Start Pravega standalone server and create scope & stream
- Open a terminal, launch standalone server:
cd Downloads/pravega-0.11.0
./bin/pravega-standalone
- Open another terminal, create scope & stream with
pravega-cli
:
cd Downloads/pravega-0.11.0
./bin/pravega-cli
> scope create dbz
> stream create dbz/local.public.customers
Start Debezium Server
- Open a 3rd terminal, launch Debezium:
cd Downloads/debezium-server
java -cp 'debezium-server-dist-1.9.5.Final-runner.jar;conf;lib/*' io.debezium.server.Main
Perform activity in the customers
table
- In pgAdmin 4’s Query Tool, execute:
INSERT INTO customers (name, location) VALUES ('John Doe', 'NYC');
Read activity from Pravega using pravega-cli
- In your
pravega-cli
terminal, run:
> stream read dbz/local.public.customers
A single change event in debezium-json
format will appear in the console showing a "payload"

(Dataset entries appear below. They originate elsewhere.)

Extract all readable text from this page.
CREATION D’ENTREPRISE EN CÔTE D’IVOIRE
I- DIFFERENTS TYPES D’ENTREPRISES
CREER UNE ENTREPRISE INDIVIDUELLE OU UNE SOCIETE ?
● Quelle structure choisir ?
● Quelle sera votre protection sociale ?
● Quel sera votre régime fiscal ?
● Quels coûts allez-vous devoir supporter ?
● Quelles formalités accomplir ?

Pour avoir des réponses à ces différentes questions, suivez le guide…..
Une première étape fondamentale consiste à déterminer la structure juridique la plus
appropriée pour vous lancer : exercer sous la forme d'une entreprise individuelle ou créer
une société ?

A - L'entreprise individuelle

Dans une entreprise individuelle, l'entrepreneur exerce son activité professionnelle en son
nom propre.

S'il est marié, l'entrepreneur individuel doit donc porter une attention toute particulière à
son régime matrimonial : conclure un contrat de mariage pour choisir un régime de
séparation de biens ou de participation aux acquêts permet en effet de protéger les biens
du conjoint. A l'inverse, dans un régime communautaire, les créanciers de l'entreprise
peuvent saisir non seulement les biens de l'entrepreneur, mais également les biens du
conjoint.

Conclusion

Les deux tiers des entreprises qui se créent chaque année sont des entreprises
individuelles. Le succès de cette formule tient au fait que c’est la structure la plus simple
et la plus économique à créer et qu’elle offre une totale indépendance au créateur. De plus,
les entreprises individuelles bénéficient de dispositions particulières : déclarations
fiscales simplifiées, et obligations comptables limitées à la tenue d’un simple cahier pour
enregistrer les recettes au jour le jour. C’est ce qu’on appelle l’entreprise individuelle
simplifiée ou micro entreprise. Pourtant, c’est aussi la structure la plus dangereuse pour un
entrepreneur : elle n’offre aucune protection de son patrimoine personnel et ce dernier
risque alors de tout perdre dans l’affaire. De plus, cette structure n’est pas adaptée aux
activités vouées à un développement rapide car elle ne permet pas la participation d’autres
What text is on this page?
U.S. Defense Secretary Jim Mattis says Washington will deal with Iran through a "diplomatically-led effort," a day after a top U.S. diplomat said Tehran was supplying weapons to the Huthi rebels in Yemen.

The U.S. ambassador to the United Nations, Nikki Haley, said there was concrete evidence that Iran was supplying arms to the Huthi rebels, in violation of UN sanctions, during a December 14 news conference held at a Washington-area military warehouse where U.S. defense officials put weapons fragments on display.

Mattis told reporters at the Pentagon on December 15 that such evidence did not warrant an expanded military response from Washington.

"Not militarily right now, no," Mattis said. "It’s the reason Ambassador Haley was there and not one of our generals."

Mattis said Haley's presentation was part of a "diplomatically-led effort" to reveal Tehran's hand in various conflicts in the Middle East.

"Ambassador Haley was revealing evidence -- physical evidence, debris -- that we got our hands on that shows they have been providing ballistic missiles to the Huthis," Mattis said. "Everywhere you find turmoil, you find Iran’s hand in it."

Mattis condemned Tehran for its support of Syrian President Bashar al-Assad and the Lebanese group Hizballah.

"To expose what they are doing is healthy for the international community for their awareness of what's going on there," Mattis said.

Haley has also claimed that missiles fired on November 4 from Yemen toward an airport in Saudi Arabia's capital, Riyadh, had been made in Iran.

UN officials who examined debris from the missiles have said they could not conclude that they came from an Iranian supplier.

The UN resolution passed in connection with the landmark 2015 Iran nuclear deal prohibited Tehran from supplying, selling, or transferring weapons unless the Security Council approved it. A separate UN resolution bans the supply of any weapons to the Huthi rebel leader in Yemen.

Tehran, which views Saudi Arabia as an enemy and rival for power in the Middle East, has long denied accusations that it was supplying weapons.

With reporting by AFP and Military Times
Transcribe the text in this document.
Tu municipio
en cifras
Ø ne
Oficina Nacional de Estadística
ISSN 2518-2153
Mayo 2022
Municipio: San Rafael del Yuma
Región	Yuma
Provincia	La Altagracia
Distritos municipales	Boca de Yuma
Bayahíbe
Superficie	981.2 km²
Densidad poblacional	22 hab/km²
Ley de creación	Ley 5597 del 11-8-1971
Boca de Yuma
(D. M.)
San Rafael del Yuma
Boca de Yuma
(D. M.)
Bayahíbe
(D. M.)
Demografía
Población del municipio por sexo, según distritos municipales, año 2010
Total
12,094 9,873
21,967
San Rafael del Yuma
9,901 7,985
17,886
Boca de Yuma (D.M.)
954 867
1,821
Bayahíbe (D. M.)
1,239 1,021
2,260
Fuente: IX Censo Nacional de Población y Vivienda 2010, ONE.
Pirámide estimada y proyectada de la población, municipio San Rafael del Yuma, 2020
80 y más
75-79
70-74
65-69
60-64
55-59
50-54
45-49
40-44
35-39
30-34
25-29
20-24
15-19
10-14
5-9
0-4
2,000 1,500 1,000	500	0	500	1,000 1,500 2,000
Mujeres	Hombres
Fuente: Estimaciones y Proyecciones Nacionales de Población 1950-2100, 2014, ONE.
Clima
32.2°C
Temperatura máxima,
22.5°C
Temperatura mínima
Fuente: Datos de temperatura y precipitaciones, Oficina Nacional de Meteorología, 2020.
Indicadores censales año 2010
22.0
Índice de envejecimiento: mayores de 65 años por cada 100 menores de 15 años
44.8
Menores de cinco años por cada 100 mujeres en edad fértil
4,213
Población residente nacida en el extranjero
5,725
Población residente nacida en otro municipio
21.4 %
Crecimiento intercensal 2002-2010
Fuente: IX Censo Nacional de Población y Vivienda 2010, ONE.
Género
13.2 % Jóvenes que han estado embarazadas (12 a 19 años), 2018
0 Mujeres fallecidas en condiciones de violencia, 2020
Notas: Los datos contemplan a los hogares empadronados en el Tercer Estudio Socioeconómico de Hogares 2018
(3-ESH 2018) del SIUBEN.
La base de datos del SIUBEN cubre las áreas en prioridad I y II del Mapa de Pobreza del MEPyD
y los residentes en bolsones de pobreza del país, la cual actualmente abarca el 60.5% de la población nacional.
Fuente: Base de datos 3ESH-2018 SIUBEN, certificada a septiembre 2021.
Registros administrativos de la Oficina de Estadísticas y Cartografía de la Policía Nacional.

of {"before":null,"after":{"id":1,"name":"John Doe","location":"NYC"}
.
Perform more activity in the customers
table
- In pgAdmin 4’s Query Tool, execute:
INSERT INTO customers (name, location) VALUES ('Jane Doe', 'LA');
Immediately upon inserting this second customer, a change event will appear in your pravega-cli
terminal with a "payload"
of {"before":null,"after":{"id":2,"name":"Jane Doe","location":"LA"}
.
Conclusion
In this blog post, we’ve installed the latest versions of Pravega, PostgreSQL and Debezium to create a pipeline for recording an audit trail of CDC events. We used tools that come with Pravega and PostgreSQL to change data and to view those changes real-time in the CDC stream.
Next, try executing some UPDATE
statements, and see how the debezium-json
format change event now shows the "before"
state of the record in the "payload"
field. Run, for example:
UPDATE customers SET location = 'Seattle' WHERE id = 1;
In a future blog post, we will connect these debezium-json
change event streams in Pravega to Flink in order to run Flink SQL analytics queries against the change event streams. In the meantime, to explore more about Flink SQL with Pravega and Debezium, check out our Change Data Capture Demo in Pravega Samples.